8. We are of the view since the assessee was following mercantile system of accounting, the assessee should have accounted for the penalty by deducting in the accounting year 1989-90 itself to maintain a claim. The KSEB had made a deduction towards penalty from bills for delayed supplies and the penalty deduction related to the accounting year 1989-90 relevant to asst. yr. 1990-91. Facts would show that KSEB had deducted a sum of Rs. 4,24,851 from supply bills for delay in supply during the year 1989-90. Subsequently the Board refunded a sum of Rs. 2,18,529 to the assessee during the accounting period 1990-91. The liability for the penalty accrued during the accounting period 1989-90 relevant to asst. yr. 1990-91. Even if it is true that part of the amount was refunded by the Electricity Board, the actual liability relates only to asst. yr. 1990-91. The assessee was following mercantile system of accounting.
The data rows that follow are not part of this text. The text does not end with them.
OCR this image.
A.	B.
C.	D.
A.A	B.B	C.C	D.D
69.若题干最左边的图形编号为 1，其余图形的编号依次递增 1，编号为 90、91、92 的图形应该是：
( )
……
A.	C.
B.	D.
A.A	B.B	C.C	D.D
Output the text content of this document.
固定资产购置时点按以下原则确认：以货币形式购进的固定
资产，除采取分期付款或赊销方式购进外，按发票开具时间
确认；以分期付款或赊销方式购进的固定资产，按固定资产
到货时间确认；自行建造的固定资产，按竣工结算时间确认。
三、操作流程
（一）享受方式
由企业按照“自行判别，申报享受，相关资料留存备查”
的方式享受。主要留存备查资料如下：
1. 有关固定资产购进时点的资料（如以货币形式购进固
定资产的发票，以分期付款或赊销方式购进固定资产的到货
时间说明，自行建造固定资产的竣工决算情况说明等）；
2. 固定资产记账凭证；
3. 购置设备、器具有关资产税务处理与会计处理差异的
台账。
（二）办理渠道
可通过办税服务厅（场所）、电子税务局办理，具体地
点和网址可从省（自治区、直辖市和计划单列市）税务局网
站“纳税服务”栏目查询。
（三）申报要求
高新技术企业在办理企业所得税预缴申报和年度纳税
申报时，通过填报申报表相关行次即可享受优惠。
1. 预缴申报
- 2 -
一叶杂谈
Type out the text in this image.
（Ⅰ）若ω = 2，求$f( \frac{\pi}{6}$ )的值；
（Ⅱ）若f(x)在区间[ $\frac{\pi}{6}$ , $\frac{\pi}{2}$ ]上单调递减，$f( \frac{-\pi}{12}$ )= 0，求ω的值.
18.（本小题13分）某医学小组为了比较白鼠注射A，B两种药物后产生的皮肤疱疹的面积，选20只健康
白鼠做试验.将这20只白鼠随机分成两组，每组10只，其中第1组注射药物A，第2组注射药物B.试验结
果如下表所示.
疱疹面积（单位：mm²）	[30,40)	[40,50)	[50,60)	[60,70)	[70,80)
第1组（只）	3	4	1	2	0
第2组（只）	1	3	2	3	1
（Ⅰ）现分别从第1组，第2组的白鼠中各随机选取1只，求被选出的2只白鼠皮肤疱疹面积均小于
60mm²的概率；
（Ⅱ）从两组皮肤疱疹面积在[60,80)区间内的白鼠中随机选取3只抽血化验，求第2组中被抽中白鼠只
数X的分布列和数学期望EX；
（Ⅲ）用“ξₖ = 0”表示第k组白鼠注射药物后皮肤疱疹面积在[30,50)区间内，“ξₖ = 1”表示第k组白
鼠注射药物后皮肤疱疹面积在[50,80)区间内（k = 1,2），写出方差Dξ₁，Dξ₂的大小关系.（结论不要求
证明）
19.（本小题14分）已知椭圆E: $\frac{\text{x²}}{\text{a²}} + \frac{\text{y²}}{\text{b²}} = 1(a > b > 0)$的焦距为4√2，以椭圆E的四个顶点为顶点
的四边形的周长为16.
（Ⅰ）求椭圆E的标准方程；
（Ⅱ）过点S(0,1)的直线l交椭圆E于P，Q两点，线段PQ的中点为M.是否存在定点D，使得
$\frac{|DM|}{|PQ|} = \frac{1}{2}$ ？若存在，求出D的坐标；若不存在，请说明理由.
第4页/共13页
Hence the assessee should have claimed the same in the year 1989-90. The contention that the assessee was trying its best to get the penalty waived by KSEB and only after exhausting all steps assessee could claim deduction cannot be sustained. Mere protest or opposition by a subject to the levy of tax or other duties payable to the Government cannot carry with it the implication that there is no proper levy legally recoverable till such protest or opposition ceases or is silenced. So long as assessee is following mercantile system of accounting, in our view, assessee should have claimed deduction in the year 1989-90 (i.e.) accounting year. Therefore, Tribunal was not justified in interfering with the order passed by the appellate authority. Consequently, appeal is allowed and the order of the Tribunal is set aside to that extent.